Tras meterlos en agua caliente y ponerlos en una solución fertilizante con
hormonas de crecimiento, de cara a facilitar el posible desarrollo de
la simiente, fueron plantados en diversos tiestos evitando al máximo
cualquier posibilidad de contaminación. La sorpresa se la llevaron
cuando vieron que de uno de esos tiestos brotaba una pequeña palmera,
con unos pequeños rasgos diferentes de las palmeras normales de la
zona, las cuales habían sido traídos en tiempos modernos de cultivares
iraquíes y egipcios por ser los parientes más cercanos a las antiguas
palmeras desaparecidas.
En el primer trasplante, se pudieron estudiar los restos de la carcasa
de la semilla que había quedado entre las raíces y se pudo determinar,
mediante la técnica del Carbono 14, que la semilla había sido engendrada
entre el 35 y el 65 d.C., descartando absolutamente cualquier posibilidad de contaminación posterior.
El árbol, que desgraciadamente es un macho -las palmeras son dioicas
y si hubiera sido hembra, hubiera dado dátiles a las primeras de
cambio- fue plantado en el exterior, protegido convenientemente,
bautizado con el nombre de "Matusalén" y actualmente ya hace más
de 2,5 metros de alto, demostrando un muy buen estado de salud.
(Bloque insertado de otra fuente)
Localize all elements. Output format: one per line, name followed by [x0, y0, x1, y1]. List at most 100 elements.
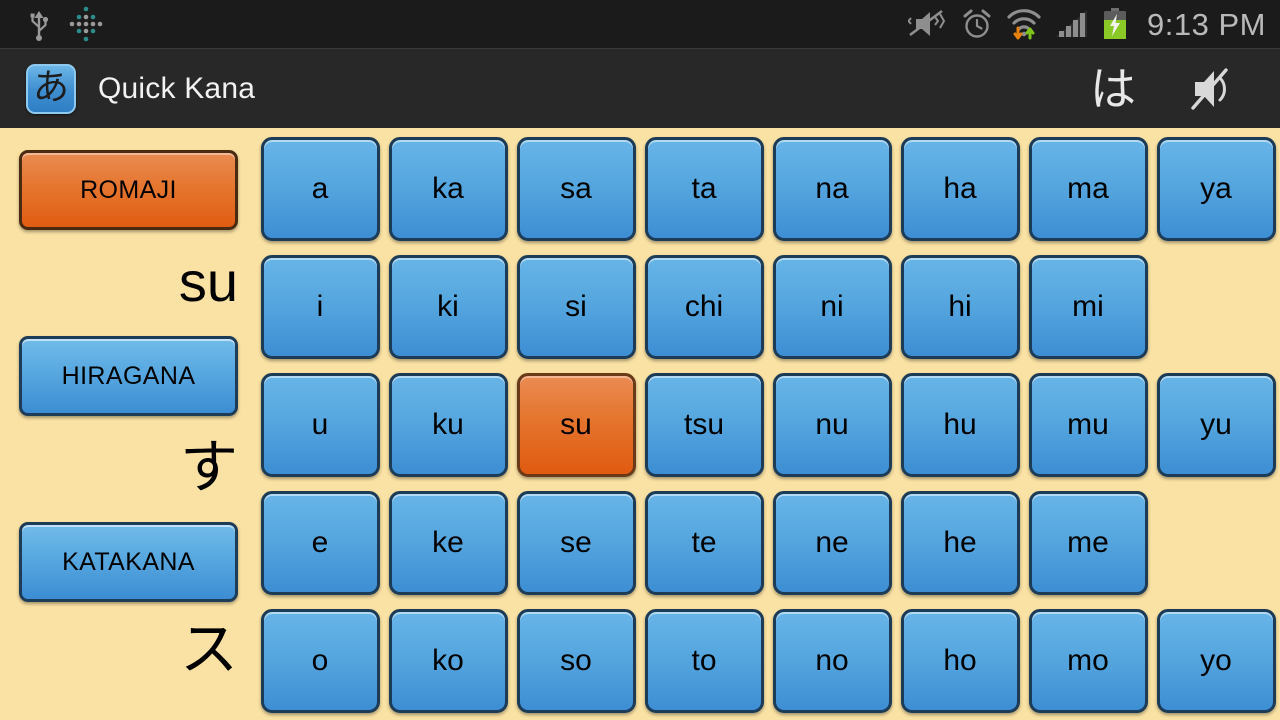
kana-cell: sa — [512, 135, 640, 243]
kana-cell: ha — [896, 135, 1024, 243]
kana-cell: si — [512, 253, 640, 361]
kana-button-e[interactable]: e — [260, 491, 380, 595]
kana-button-si[interactable]: si — [516, 255, 636, 359]
kana-button-na[interactable]: na — [772, 137, 892, 241]
vibrate-off-icon — [908, 9, 946, 37]
kana-button-yo[interactable]: yo — [1156, 609, 1276, 713]
answer-hiragana: す — [179, 433, 238, 501]
app-screen: 9:13 PM あ Quick Kana は ROMAJI su HIRAGAN… — [0, 0, 1280, 720]
kana-button-mo[interactable]: mo — [1028, 609, 1148, 713]
kana-grid-row: u ku su tsu nu hu mu yu — [256, 371, 1280, 479]
kana-button-ta[interactable]: ta — [644, 137, 764, 241]
kana-cell: su — [512, 371, 640, 479]
kana-button-he[interactable]: he — [900, 491, 1020, 595]
kana-button-su[interactable]: su — [516, 373, 636, 477]
kana-button-hu[interactable]: hu — [900, 373, 1020, 477]
kana-cell: a — [256, 135, 384, 243]
kana-grid-row: i ki si chi ni hi mi — [256, 253, 1280, 361]
kana-cell: mu — [1024, 371, 1152, 479]
app-icon: あ — [26, 63, 76, 114]
alarm-clock-icon — [963, 9, 991, 38]
content-area: ROMAJI su HIRAGANA す KATAKANA ス a ka sa ta n… — [0, 128, 1280, 720]
kana-button-u[interactable]: u — [260, 373, 380, 477]
kana-button-chi[interactable]: chi — [644, 255, 764, 359]
kana-cell: ma — [1024, 135, 1152, 243]
kana-button-hi[interactable]: hi — [900, 255, 1020, 359]
status-clock: 9:13 PM — [1147, 6, 1266, 42]
kana-cell: mi — [1024, 253, 1152, 361]
kana-cell: ta — [640, 135, 768, 243]
kana-cell: i — [256, 253, 384, 361]
kana-cell: o — [256, 607, 384, 715]
kana-cell: na — [768, 135, 896, 243]
speaker-muted-icon[interactable] — [1182, 64, 1236, 114]
page-title: Quick Kana — [98, 71, 256, 105]
kana-cell: e — [256, 489, 384, 597]
mode-button-hiragana[interactable]: HIRAGANA — [19, 336, 238, 416]
kana-button-se[interactable]: se — [516, 491, 636, 595]
kana-button-i[interactable]: i — [260, 255, 380, 359]
mode-button-katakana[interactable]: KATAKANA — [19, 522, 238, 602]
kana-button-sa[interactable]: sa — [516, 137, 636, 241]
mode-sidebar: ROMAJI su HIRAGANA す KATAKANA ス — [0, 128, 256, 720]
kana-button-so[interactable]: so — [516, 609, 636, 713]
app-icon-glyph: あ — [32, 67, 69, 108]
kana-button-ha[interactable]: ha — [900, 137, 1020, 241]
battery-charging-icon — [1104, 8, 1127, 39]
kana-button-ho[interactable]: ho — [900, 609, 1020, 713]
status-bar-left-icons — [28, 6, 104, 42]
kana-cell: ke — [384, 489, 512, 597]
answer-katakana: ス — [179, 615, 238, 683]
kana-button-no[interactable]: no — [772, 609, 892, 713]
usb-icon — [30, 11, 49, 41]
kana-button-to[interactable]: to — [644, 609, 764, 713]
mode-button-hiragana-label: HIRAGANA — [61, 361, 196, 390]
kana-grid-row: o ko so to no ho mo yo — [256, 607, 1280, 715]
kana-cell: u — [256, 371, 384, 479]
kana-cell: hu — [896, 371, 1024, 479]
kana-cell: me — [1024, 489, 1152, 597]
kana-cell: mo — [1024, 607, 1152, 715]
kana-button-tsu[interactable]: tsu — [644, 373, 764, 477]
kana-button-o[interactable]: o — [260, 609, 380, 713]
dots-pattern-icon — [69, 6, 103, 42]
kana-cell: he — [896, 489, 1024, 597]
kana-cell: tsu — [640, 371, 768, 479]
kana-cell: se — [512, 489, 640, 597]
kana-button-ya[interactable]: ya — [1156, 137, 1276, 241]
kana-cell: to — [640, 607, 768, 715]
kana-cell: ku — [384, 371, 512, 479]
wifi-data-icon — [1007, 9, 1041, 40]
kana-cell: nu — [768, 371, 896, 479]
kana-button-ku[interactable]: ku — [388, 373, 508, 477]
kana-button-te[interactable]: te — [644, 491, 764, 595]
mode-button-romaji-label: ROMAJI — [80, 175, 177, 204]
kana-button-me[interactable]: me — [1028, 491, 1148, 595]
status-bar: 9:13 PM — [0, 0, 1280, 48]
kana-button-ma[interactable]: ma — [1028, 137, 1148, 241]
kana-button-mu[interactable]: mu — [1028, 373, 1148, 477]
kana-button-nu[interactable]: nu — [772, 373, 892, 477]
kana-button-ko[interactable]: ko — [388, 609, 508, 713]
signal-bars-icon — [1056, 10, 1088, 37]
kana-grid-row: e ke se te ne he me — [256, 489, 1280, 597]
kana-cell: ho — [896, 607, 1024, 715]
kana-cell: yu — [1152, 371, 1280, 479]
mode-button-romaji[interactable]: ROMAJI — [19, 150, 238, 230]
kana-button-ki[interactable]: ki — [388, 255, 508, 359]
kana-button-ke[interactable]: ke — [388, 491, 508, 595]
kana-cell: ni — [768, 253, 896, 361]
answer-romaji: su — [178, 250, 238, 313]
kana-button-yu[interactable]: yu — [1156, 373, 1276, 477]
kana-button-ne[interactable]: ne — [772, 491, 892, 595]
kana-cell: chi — [640, 253, 768, 361]
kana-button-mi[interactable]: mi — [1028, 255, 1148, 359]
kana-question-indicator: は — [1090, 61, 1136, 116]
kana-cell: ne — [768, 489, 896, 597]
kana-cell: ya — [1152, 135, 1280, 243]
kana-cell: so — [512, 607, 640, 715]
kana-button-ni[interactable]: ni — [772, 255, 892, 359]
kana-button-ka[interactable]: ka — [388, 137, 508, 241]
kana-cell: ki — [384, 253, 512, 361]
kana-button-a[interactable]: a — [260, 137, 380, 241]
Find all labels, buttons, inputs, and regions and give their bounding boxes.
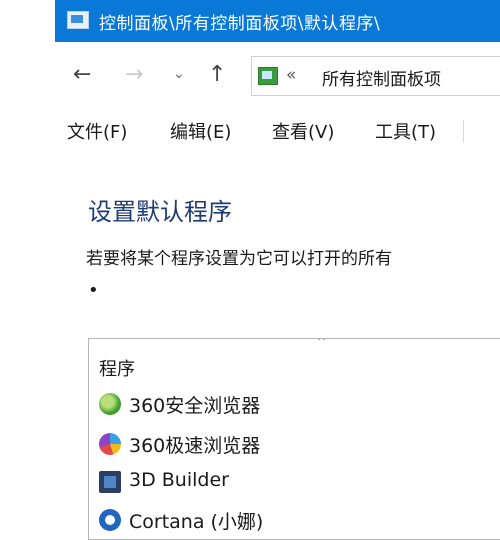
address-chevron-icon[interactable]: « <box>286 65 296 85</box>
up-arrow-icon[interactable]: ↑ <box>208 62 226 87</box>
menu-bar: 文件(F) 编辑(E) 查看(V) 工具(T) <box>55 114 500 148</box>
program-list[interactable]: ⌃ 程序 360安全浏览器 360极速浏览器 3D Builder Cortan… <box>88 338 500 540</box>
program-name: 360安全浏览器 <box>129 395 261 417</box>
list-item[interactable]: Cortana (小娜) <box>99 507 499 537</box>
menu-view[interactable]: 查看(V) <box>272 118 334 144</box>
control-panel-window-icon <box>67 11 89 29</box>
forward-arrow-icon[interactable]: → <box>125 62 143 87</box>
360-speed-browser-icon <box>99 433 121 455</box>
address-bar[interactable]: « 所有控制面板项 <box>251 56 500 96</box>
window-titlebar[interactable]: 控制面板\所有控制面板项\默认程序\ <box>55 0 500 42</box>
menu-tools[interactable]: 工具(T) <box>375 118 436 144</box>
bullet-marker: • <box>88 280 99 301</box>
360-safe-browser-icon <box>99 393 121 415</box>
program-name: 360极速浏览器 <box>129 435 261 457</box>
menu-divider <box>463 120 464 142</box>
window-title: 控制面板\所有控制面板项\默认程序\ <box>99 14 381 34</box>
navigation-bar: ← → ⌄ ↑ « 所有控制面板项 <box>55 54 500 98</box>
menu-file[interactable]: 文件(F) <box>67 118 127 144</box>
3d-builder-icon <box>99 471 121 493</box>
control-panel-icon <box>258 67 278 85</box>
cortana-icon <box>99 509 121 531</box>
page-title: 设置默认程序 <box>88 198 232 226</box>
address-path[interactable]: 所有控制面板项 <box>322 65 441 90</box>
program-column-header[interactable]: 程序 <box>99 355 135 381</box>
back-arrow-icon[interactable]: ← <box>73 62 91 87</box>
list-item[interactable]: 360极速浏览器 <box>99 431 499 461</box>
recent-locations-chevron-icon[interactable]: ⌄ <box>173 66 185 82</box>
left-margin <box>0 0 55 524</box>
list-item[interactable]: 3D Builder <box>99 469 499 499</box>
program-name: 3D Builder <box>129 469 229 491</box>
page-description: 若要将某个程序设置为它可以打开的所有 <box>86 249 392 269</box>
program-name: Cortana (小娜) <box>129 511 264 533</box>
list-item[interactable]: 360安全浏览器 <box>99 391 499 421</box>
menu-edit[interactable]: 编辑(E) <box>170 118 231 144</box>
sort-up-icon[interactable]: ⌃ <box>315 339 328 352</box>
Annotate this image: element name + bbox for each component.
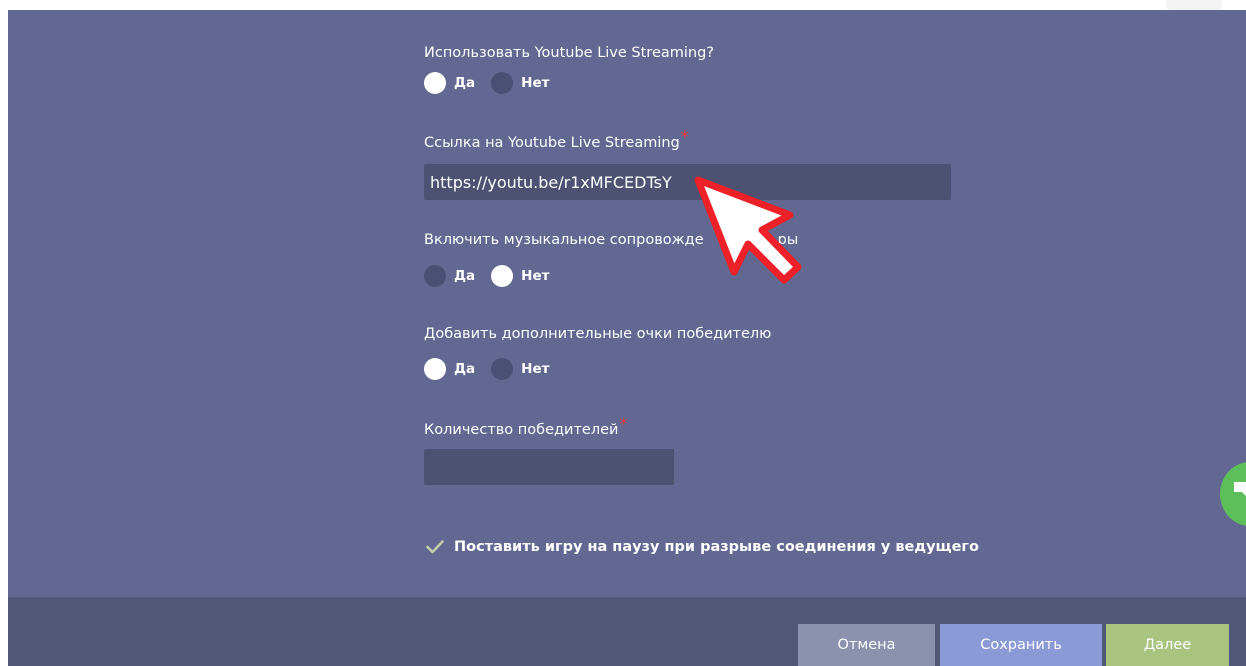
winners-count-label: Количество победителей* <box>424 414 627 438</box>
winner-points-no-label[interactable]: Нет <box>521 361 549 377</box>
pause-on-disconnect-label[interactable]: Поставить игру на паузу при разрыве соед… <box>454 539 979 555</box>
youtube-streaming-no-label[interactable]: Нет <box>521 75 549 91</box>
winner-points-yes-radio[interactable] <box>424 358 446 380</box>
winner-points-radio-group: Да Нет <box>424 358 565 380</box>
youtube-streaming-label: Использовать Youtube Live Streaming? <box>424 45 714 61</box>
winners-count-label-text: Количество победителей <box>424 422 619 438</box>
winner-points-label: Добавить дополнительные очки победителю <box>424 326 772 342</box>
check-icon[interactable] <box>424 536 446 558</box>
music-no-radio[interactable] <box>491 265 514 287</box>
youtube-link-label: Ссылка на Youtube Live Streaming* <box>424 127 689 151</box>
youtube-streaming-no-radio[interactable] <box>491 72 514 94</box>
winners-count-input[interactable] <box>424 449 674 485</box>
youtube-link-label-text: Ссылка на Youtube Live Streaming <box>424 135 680 151</box>
music-yes-label[interactable]: Да <box>454 268 475 284</box>
music-no-label[interactable]: Нет <box>521 268 549 284</box>
cursor-arrow-icon <box>694 176 802 284</box>
chat-icon <box>1234 482 1246 496</box>
next-button[interactable]: Далее <box>1106 624 1229 666</box>
required-mark: * <box>680 127 689 146</box>
cancel-button[interactable]: Отмена <box>798 624 935 666</box>
settings-panel <box>8 10 1246 597</box>
youtube-streaming-yes-radio[interactable] <box>424 72 446 94</box>
music-radio-group: Да Нет <box>424 265 565 287</box>
music-yes-radio[interactable] <box>424 265 446 287</box>
winner-points-no-radio[interactable] <box>491 358 514 380</box>
corner-tab <box>1166 0 1222 10</box>
required-mark: * <box>619 414 628 433</box>
youtube-streaming-radio-group: Да Нет <box>424 72 565 94</box>
music-label-text: Включить музыкальное сопровожде <box>424 232 704 248</box>
winner-points-yes-label[interactable]: Да <box>454 361 475 377</box>
youtube-streaming-yes-label[interactable]: Да <box>454 75 475 91</box>
save-button[interactable]: Сохранить <box>940 624 1102 666</box>
pause-on-disconnect-row[interactable]: Поставить игру на паузу при разрыве соед… <box>424 536 979 558</box>
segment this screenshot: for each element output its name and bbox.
Ahora
solo falta que llegue a la madurez para cruzarlo con una palmera hembra de una especie cercana e intentar conseguir de nuevo sus dátiles, las características de los cuales eran afamados en todo el imperio romano por sus cualidades nutritivas, curativas e incluso afrodisíacas. De todas maneras, aún se tendrá que esperar un poco, ya que no se cree que pueda hacerse hasta el 2022.